The Article Extractor is an API that takes a URL and returns a JSON object that contains parsed elements from the article. The parser will only work with websites that are in an article format such as newspapers, blogs or magazines. The successful extraction of the various parts cannot guaranteed because of the many possibilities that websites could be formatted. We find that the parser works for the majority of examples.
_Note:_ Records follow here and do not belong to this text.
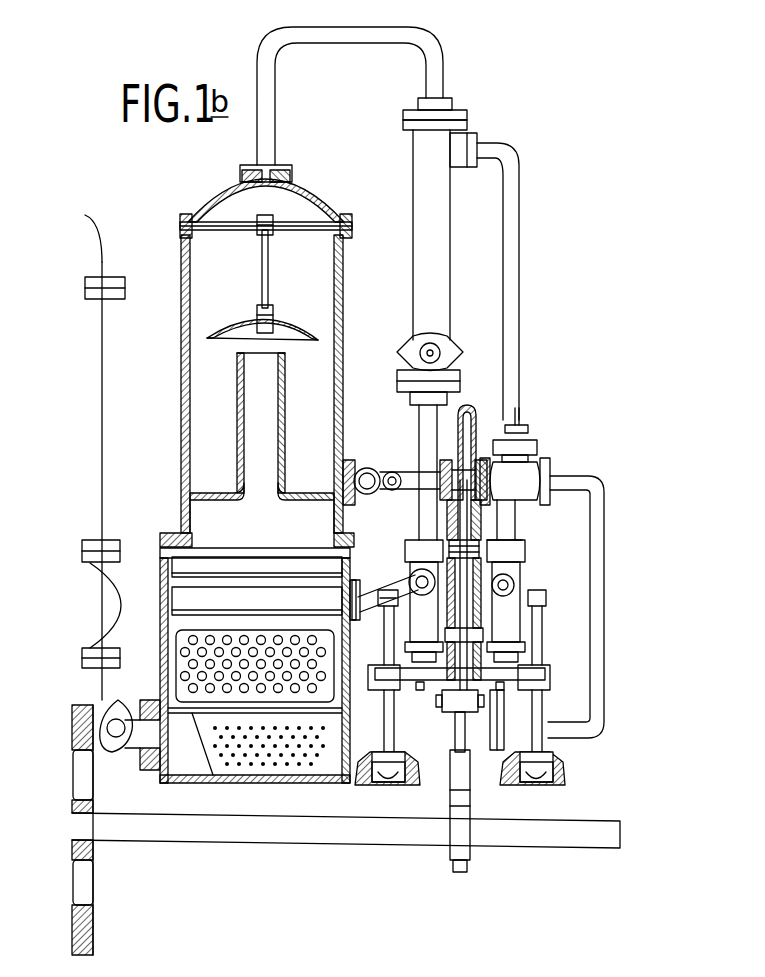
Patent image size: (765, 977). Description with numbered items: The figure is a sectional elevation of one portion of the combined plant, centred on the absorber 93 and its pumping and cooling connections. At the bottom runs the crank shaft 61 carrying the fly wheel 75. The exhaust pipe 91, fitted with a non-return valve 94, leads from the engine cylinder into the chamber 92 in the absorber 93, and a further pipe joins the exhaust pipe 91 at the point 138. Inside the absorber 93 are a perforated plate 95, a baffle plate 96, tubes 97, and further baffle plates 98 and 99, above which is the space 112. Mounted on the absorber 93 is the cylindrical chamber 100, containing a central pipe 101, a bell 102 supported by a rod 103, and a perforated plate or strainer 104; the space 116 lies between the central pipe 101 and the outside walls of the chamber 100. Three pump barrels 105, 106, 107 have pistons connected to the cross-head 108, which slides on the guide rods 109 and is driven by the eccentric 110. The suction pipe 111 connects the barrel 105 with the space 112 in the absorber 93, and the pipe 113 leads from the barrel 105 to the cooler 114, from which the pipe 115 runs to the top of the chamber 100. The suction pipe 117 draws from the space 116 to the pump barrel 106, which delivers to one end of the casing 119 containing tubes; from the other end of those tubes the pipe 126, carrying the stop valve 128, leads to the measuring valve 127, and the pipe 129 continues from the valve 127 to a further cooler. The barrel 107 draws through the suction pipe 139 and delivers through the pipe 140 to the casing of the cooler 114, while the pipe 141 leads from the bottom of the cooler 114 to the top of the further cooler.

The crank shaft 61 is at (346, 830).
The fly wheel 75 is at (93, 912).
The exhaust pipe 91 is at (102, 388).
The chamber 92 is at (192, 744).
The absorber 93 is at (160, 615).
The non-return valve 94 is at (102, 605).
The perforated plate 95 is at (269, 753).
The baffle plate 96 is at (255, 717).
The tubes 97 is at (184, 656).
The baffle plate 98 is at (257, 601).
The baffle plate 99 is at (257, 570).
The cylindrical chamber 100 is at (181, 438).
The central pipe 101 is at (237, 415).
The bell 102 is at (272, 327).
The rod 103 is at (268, 278).
The perforated plate or strainer 104 is at (306, 224).
The pump barrel 105 is at (405, 549).
The pump barrel 106 is at (447, 548).
The pump barrel 107 is at (512, 560).
The cross-head 108 is at (442, 690).
The guide rods 109 is at (372, 720).
The eccentric 110 is at (470, 803).
The suction pipe 111 is at (380, 598).
The space 112 is at (320, 600).
The pipe 113 is at (419, 432).
The cooler 114 is at (445, 235).
The pipe 115 is at (372, 40).
The space 116 is at (262, 467).
The suction pipe 117 is at (370, 465).
The casing 119 is at (455, 750).
The pipe 126 is at (576, 607).
The measuring valve 127 is at (487, 495).
The stop valve 128 is at (515, 474).
The pipe 129 is at (392, 490).
The junction 138 is at (116, 738).
The suction pipe 139 is at (508, 585).
The delivery pipe 140 is at (518, 297).
The pipe 141 is at (440, 348).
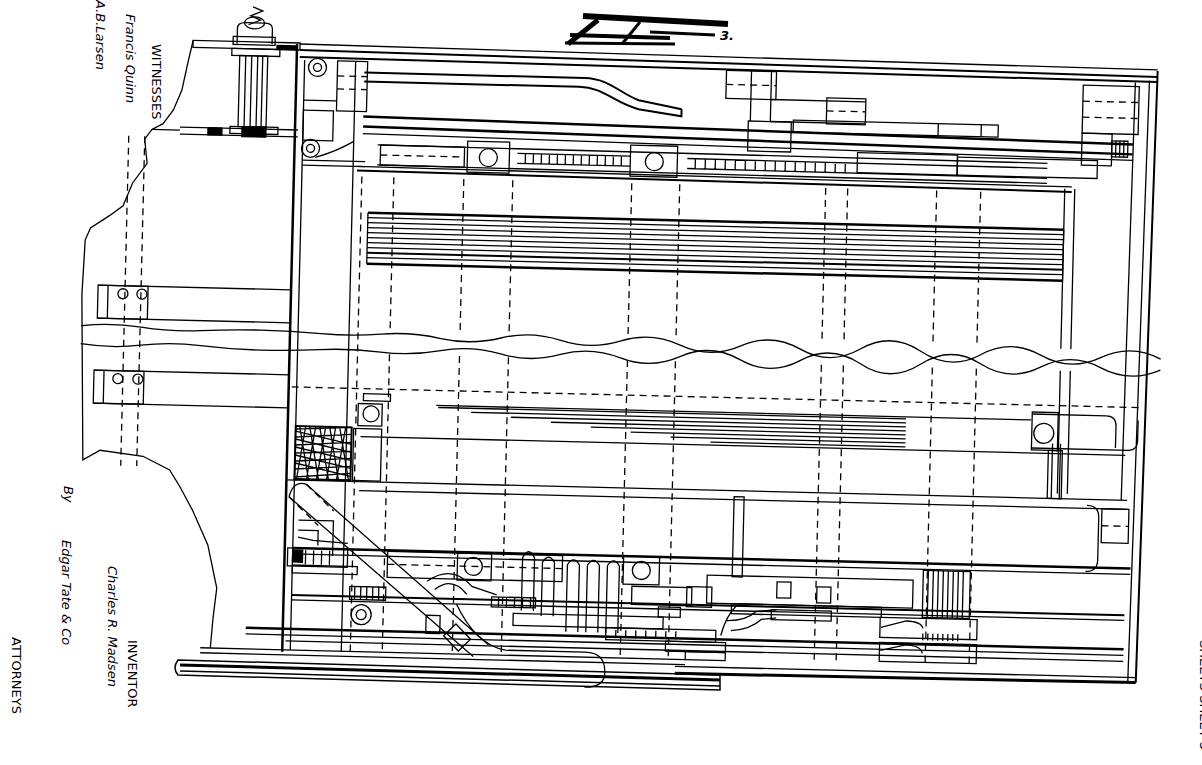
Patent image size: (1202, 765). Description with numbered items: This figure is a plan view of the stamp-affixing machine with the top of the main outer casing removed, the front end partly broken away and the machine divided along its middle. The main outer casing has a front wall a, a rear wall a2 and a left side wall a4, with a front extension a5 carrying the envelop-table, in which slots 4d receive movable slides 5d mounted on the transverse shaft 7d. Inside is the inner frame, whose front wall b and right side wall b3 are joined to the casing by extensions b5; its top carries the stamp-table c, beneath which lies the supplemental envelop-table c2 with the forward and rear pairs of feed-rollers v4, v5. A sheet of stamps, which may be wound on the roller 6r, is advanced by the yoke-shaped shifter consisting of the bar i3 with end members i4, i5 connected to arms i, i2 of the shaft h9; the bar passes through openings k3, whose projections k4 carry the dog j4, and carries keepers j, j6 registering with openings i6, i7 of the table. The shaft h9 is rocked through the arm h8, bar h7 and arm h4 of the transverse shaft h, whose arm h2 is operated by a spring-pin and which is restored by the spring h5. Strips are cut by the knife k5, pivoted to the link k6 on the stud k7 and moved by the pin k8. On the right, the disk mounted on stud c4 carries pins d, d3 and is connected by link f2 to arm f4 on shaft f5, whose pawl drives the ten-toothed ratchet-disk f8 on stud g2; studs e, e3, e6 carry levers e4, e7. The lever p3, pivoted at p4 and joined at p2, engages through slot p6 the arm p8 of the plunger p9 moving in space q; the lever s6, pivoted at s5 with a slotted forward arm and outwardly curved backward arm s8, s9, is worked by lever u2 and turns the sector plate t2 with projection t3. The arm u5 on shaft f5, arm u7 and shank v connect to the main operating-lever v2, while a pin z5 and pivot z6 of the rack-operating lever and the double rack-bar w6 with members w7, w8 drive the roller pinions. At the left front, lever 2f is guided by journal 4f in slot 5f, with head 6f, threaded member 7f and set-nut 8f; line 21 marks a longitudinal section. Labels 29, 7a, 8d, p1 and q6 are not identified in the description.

Select an example article below, a real request to the API is made but is limited to a choice of three articles to prevent abuse. If you want to use the API follow the Usage instructions below.
{
"title": "Air traffic controllers release timelapse tour of UK airspace",
"author": "",
"published": null,
"url": "http://www.bbc.co.uk/news/uk-30108947",
"image": "http://news.bbcimg.co.uk/media/images/79117000/jpg/_79117585_79117513.jpg",
"videos": [],
"keywords": [
"ukclaire",
"airspace",
"nats",
"showing",
"timelapse",
"air",
"controllers",
"tour",
"traffic",
"uk",
"release",
"video",
"thousands",
"skies",
"typical"
],
"summary": "A timelapse video showing thousands of planes coming in and out of the UK has been released by NATS.",
"body": "A timelapse video showing thousands of planes flying in and out of the UK has been released by NATS (National Air Traffic Services).\\\n\\\nAround 6,000 flights take off and land across the region during an average 24-hour period.\\\n\\\nAir traffic experts collected radar data to create an overview of a typical day in the skies above the UK.\\\n\\\nClaire Brennan reports.\\\n\\\nFootage courtesy of NATS."
}
Field | Type | Details |
---|---|---|
title | String | Article title from social media meta tags, falling back to the <title> tag |
author | String | Author of the article |
published | Date | Date of publication |
url | URL | Article URL |
image | URL | Main image |
videos | Array | Array of embedded video URLs |
keywords | Array | Array of keywords that appear in the article |
summary | String | Summary of the article |
body | String | Main body of the article |
You can use the following cURL command to add a document:
Note: you’ll need to replace the text
API_KEY
with your API key.
curl --request GET \
--url 'https://document-parser-api.lateral.io/?url=http://www.bbc.com/news/31047780' \
--header 'content-type: application/json' \
--header 'subscription-key: API_KEY'
Let’s say that you have the URL http://www.bbc.com/news/31047780
and you want to parse it. The first thing that you will need to do is get an API key.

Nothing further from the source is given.